Said crossover was presented in concept form at the 2015 Geneva Motor Show as an all-electric, all-wheel drive alternative to the marque’s usual two-doored GT models. While figures remain unknown, the setup is said to consist of electric, inboard-of-wheel powered by lithium sulphur cells.

Aston Martin Rapide S-10

Aside from the DBX crossover, Palmer may have hinted at an electrically-augmented Rapide to sit alongside the regular variant. “Imagine something like a 4×4, 1000 bhp silent Rapide. I think ‘Power, Beauty, Soul’ doesn’t say it has to be a gasoline engine,” he told the publication.
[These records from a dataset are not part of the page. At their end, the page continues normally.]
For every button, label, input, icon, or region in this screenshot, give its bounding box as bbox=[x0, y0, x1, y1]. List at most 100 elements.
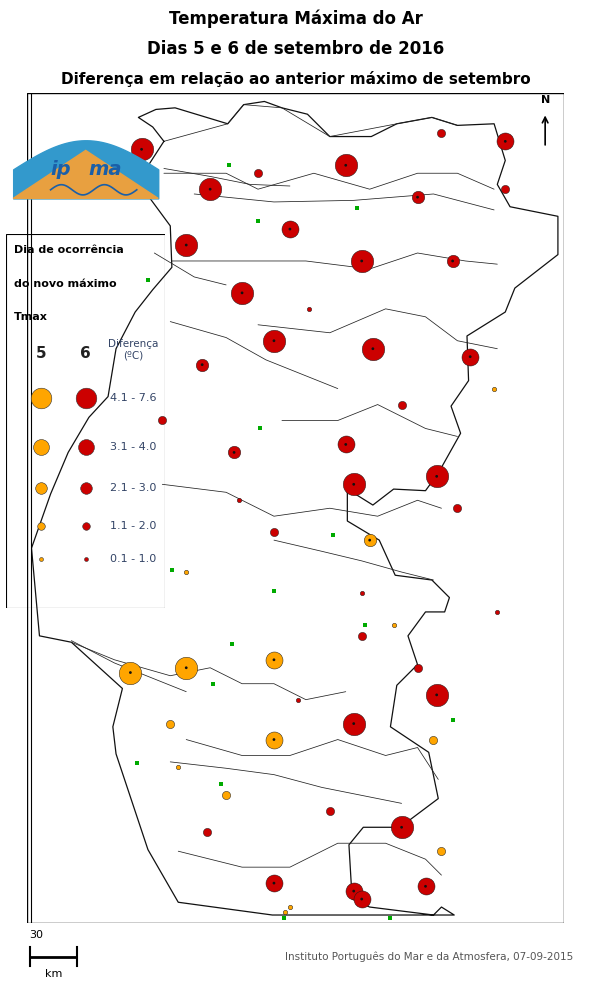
Point bbox=[81, 551, 90, 567]
Point bbox=[357, 253, 366, 269]
Point bbox=[492, 604, 502, 620]
Point bbox=[501, 181, 510, 197]
Point bbox=[137, 142, 147, 157]
Point bbox=[36, 518, 46, 533]
Point bbox=[432, 687, 441, 703]
Point bbox=[181, 564, 191, 580]
Point bbox=[181, 237, 191, 253]
Point bbox=[304, 301, 314, 317]
Point bbox=[357, 892, 366, 907]
Point bbox=[81, 480, 90, 496]
Point bbox=[36, 439, 46, 455]
Point bbox=[349, 884, 359, 899]
Point bbox=[397, 820, 406, 835]
Bar bbox=[27, 93, 31, 923]
Point bbox=[489, 381, 499, 397]
Text: N: N bbox=[541, 94, 550, 104]
Point bbox=[181, 237, 191, 253]
Point bbox=[81, 391, 90, 406]
Point bbox=[448, 253, 457, 269]
Point bbox=[36, 480, 46, 496]
Point bbox=[269, 524, 279, 540]
Point bbox=[269, 652, 279, 668]
Point bbox=[222, 787, 231, 803]
Point bbox=[234, 492, 243, 508]
Point bbox=[341, 437, 350, 453]
Point bbox=[368, 340, 378, 356]
Point bbox=[421, 879, 430, 894]
Point bbox=[501, 134, 510, 150]
Point bbox=[349, 884, 359, 899]
Point bbox=[137, 142, 147, 157]
Text: Dias 5 e 6 de setembro de 2016: Dias 5 e 6 de setembro de 2016 bbox=[147, 40, 444, 58]
Point bbox=[349, 715, 359, 731]
Point bbox=[365, 532, 375, 548]
Point bbox=[126, 664, 135, 680]
Point bbox=[197, 357, 207, 373]
Point bbox=[81, 439, 90, 455]
Point bbox=[36, 551, 46, 567]
Point bbox=[466, 348, 475, 364]
Point bbox=[432, 468, 441, 484]
Point bbox=[269, 732, 279, 748]
Text: Tmax: Tmax bbox=[14, 312, 48, 323]
Polygon shape bbox=[13, 151, 158, 199]
Point bbox=[202, 825, 212, 840]
Point bbox=[448, 253, 457, 269]
Polygon shape bbox=[31, 101, 558, 915]
Text: Dia de ocorrência: Dia de ocorrência bbox=[14, 245, 124, 255]
Point bbox=[357, 253, 366, 269]
Text: ip: ip bbox=[51, 159, 71, 179]
Text: 6: 6 bbox=[80, 346, 91, 361]
Point bbox=[349, 715, 359, 731]
Point bbox=[428, 732, 438, 748]
Point bbox=[453, 501, 462, 517]
Point bbox=[158, 412, 167, 428]
Point bbox=[36, 391, 46, 406]
Point bbox=[432, 468, 441, 484]
Text: Diferença
(ºC): Diferença (ºC) bbox=[108, 338, 159, 361]
Point bbox=[413, 189, 422, 205]
Point bbox=[368, 340, 378, 356]
Point bbox=[206, 181, 215, 197]
Text: 3.1 - 4.0: 3.1 - 4.0 bbox=[110, 442, 156, 452]
Text: Instituto Português do Mar e da Atmosfera, 07-09-2015: Instituto Português do Mar e da Atmosfer… bbox=[285, 952, 573, 961]
Point bbox=[269, 875, 279, 891]
Point bbox=[269, 732, 279, 748]
Point bbox=[437, 843, 446, 859]
Text: Diferença em relação ao anterior máximo de setembro: Diferença em relação ao anterior máximo … bbox=[61, 71, 530, 87]
Text: 5: 5 bbox=[35, 346, 46, 361]
Point bbox=[349, 476, 359, 492]
Point bbox=[229, 445, 239, 461]
Point bbox=[229, 445, 239, 461]
Point bbox=[81, 518, 90, 533]
Point bbox=[254, 165, 263, 181]
Point bbox=[437, 126, 446, 142]
Point bbox=[165, 715, 175, 731]
Point bbox=[357, 628, 366, 644]
Point bbox=[269, 875, 279, 891]
Point bbox=[280, 904, 290, 920]
Point bbox=[466, 348, 475, 364]
Point bbox=[126, 664, 135, 680]
Text: ma: ma bbox=[89, 159, 122, 179]
Text: 0.1 - 1.0: 0.1 - 1.0 bbox=[110, 554, 156, 564]
Point bbox=[432, 687, 441, 703]
Point bbox=[285, 221, 295, 237]
Point bbox=[285, 899, 295, 915]
Point bbox=[421, 879, 430, 894]
Point bbox=[413, 660, 422, 676]
Point bbox=[285, 221, 295, 237]
Point bbox=[181, 660, 191, 676]
Text: Temperatura Máxima do Ar: Temperatura Máxima do Ar bbox=[168, 9, 423, 28]
Point bbox=[269, 652, 279, 668]
Point bbox=[197, 357, 207, 373]
Point bbox=[269, 333, 279, 348]
Point bbox=[397, 397, 406, 412]
Point bbox=[341, 157, 350, 173]
Point bbox=[357, 892, 366, 907]
Point bbox=[365, 532, 375, 548]
Point bbox=[349, 476, 359, 492]
Text: 4.1 - 7.6: 4.1 - 7.6 bbox=[110, 394, 156, 403]
Point bbox=[293, 692, 303, 707]
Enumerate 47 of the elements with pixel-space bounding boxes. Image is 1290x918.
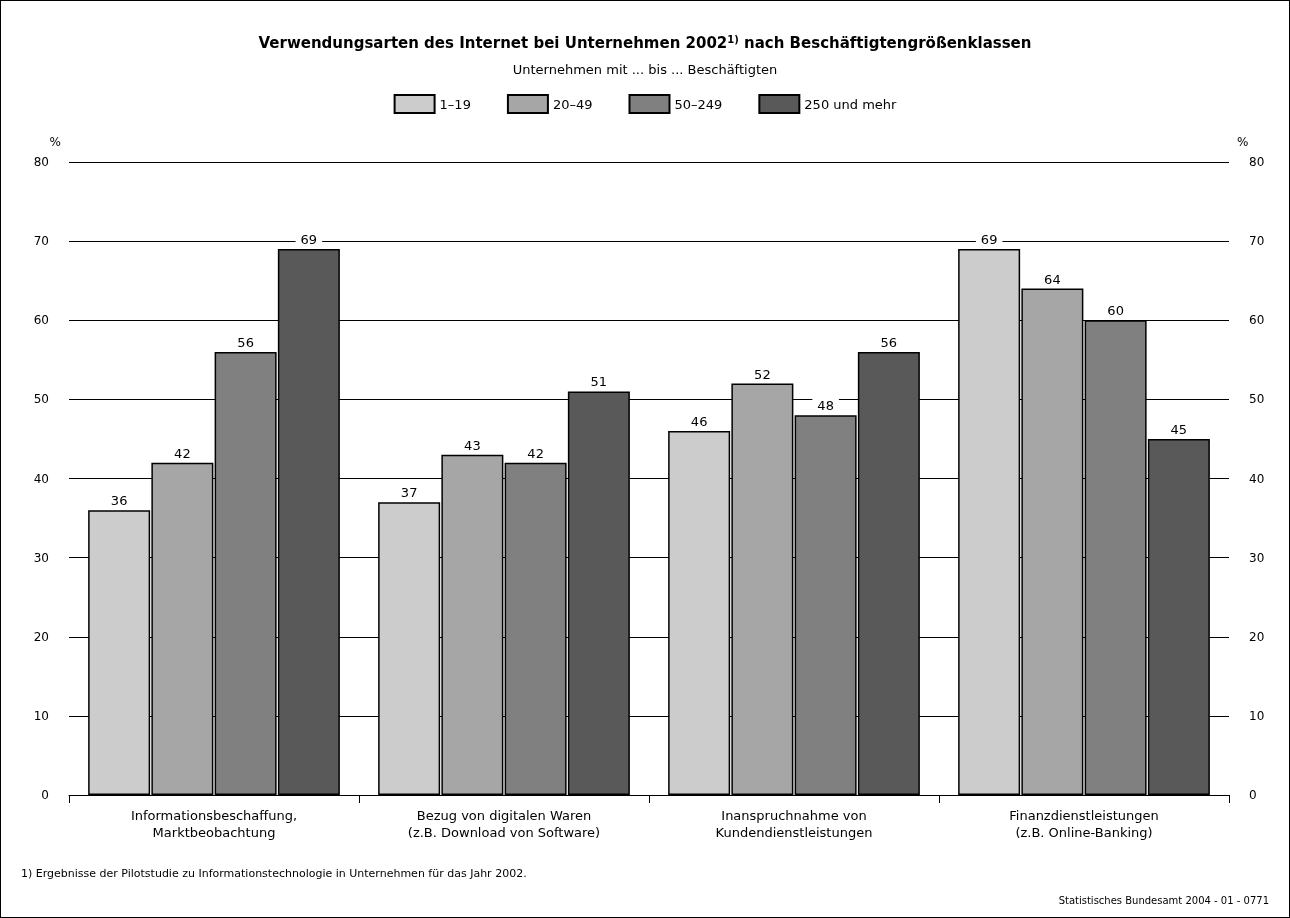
- y-tick-label: 20: [33, 629, 49, 644]
- y-tick-label: 40: [33, 471, 49, 486]
- y-tick-label: 50: [33, 392, 49, 407]
- y-tick-label: 30: [33, 550, 49, 565]
- legend-label: 1–19: [439, 96, 471, 112]
- y2-tick-label: 50: [1249, 392, 1265, 407]
- y2-tick-label: 40: [1249, 471, 1265, 486]
- x-tick-label: Finanzdienstleistungen (z.B. Online-Banking): [1009, 808, 1159, 840]
- y2-tick-label: 20: [1249, 629, 1265, 644]
- data-label: 69: [300, 232, 318, 248]
- y2-tick-label: 0: [1249, 788, 1257, 802]
- legend-label: 250 und mehr: [804, 96, 898, 112]
- data-label: 60: [1107, 303, 1124, 319]
- data-label: 42: [527, 445, 544, 461]
- data-label: 43: [464, 437, 481, 453]
- y2-tick-label: 70: [1249, 234, 1265, 249]
- data-label: 37: [400, 485, 418, 501]
- y2-tick-label: 80: [1249, 155, 1265, 169]
- y2-tick-label: 10: [1249, 708, 1265, 723]
- y-tick-label: 0: [41, 788, 49, 802]
- data-label: 48: [817, 398, 834, 414]
- text: Statistisches Bundesamt 2004 - 01 - 0771: [1058, 894, 1270, 906]
- legend-title: Unternehmen mit ... bis ... Beschäftigten: [512, 62, 778, 77]
- data-label: 36: [110, 493, 128, 509]
- y-tick-label: 60: [33, 313, 49, 328]
- x-tick-label: Inanspruchnahme von Kundendienstleistungen: [715, 808, 873, 840]
- x-tick-label: Bezug von digitalen Waren (z.B. Download von Software): [407, 808, 601, 840]
- y-tick-label: 80: [33, 155, 49, 169]
- y2-axis-title: %: [1237, 135, 1249, 149]
- data-label: 69: [980, 232, 998, 248]
- data-label: 45: [1170, 421, 1188, 437]
- data-label: 52: [754, 366, 771, 382]
- data-label: 46: [690, 414, 708, 430]
- data-label: 56: [880, 334, 898, 350]
- data-label: 51: [590, 374, 608, 390]
- data-label: 56: [237, 334, 254, 350]
- text: 1) Ergebnisse der Pilotstudie zu Informationstechnologie in Unternehmen für das Jahr 2002.: [21, 867, 527, 880]
- y-tick-label: 10: [33, 708, 49, 723]
- x-tick-label: Informationsbeschaffung, Marktbeobachtung: [130, 808, 298, 840]
- legend-label: 50–249: [674, 96, 723, 112]
- legend-label: 20–49: [552, 96, 593, 112]
- y2-tick-label: 60: [1249, 313, 1265, 328]
- y2-tick-label: 30: [1249, 550, 1265, 565]
- y-axis-title: %: [49, 135, 61, 149]
- data-label: 42: [174, 445, 191, 461]
- y-tick-label: 70: [33, 234, 49, 249]
- data-label: 64: [1044, 271, 1061, 287]
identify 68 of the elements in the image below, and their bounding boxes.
Palmer was also quick to point out that hybridisation will, in one way or another, allow Aston Martin to market its products to a more environmentally-conscious group of buyers. Currently, the marque produces roughly 7,000 units annually – a figure Palmer says is no longer sustainable. “It doesn’t work as a business model. It hasn’t worked for Aston Martin, as we have been bankrupt seven times,” reinforced Palmer.

Aside from going down the electrification route, future Aston Martin models are also expected to feature more advanced safety and connectivity features. The marque will draw upon its partnership with Daimler, in this case. “Having that strategic relationship and the 5% ownership with Daimler gives us access to that technology. It works for Daimler and it works for us,” Palmer concluded.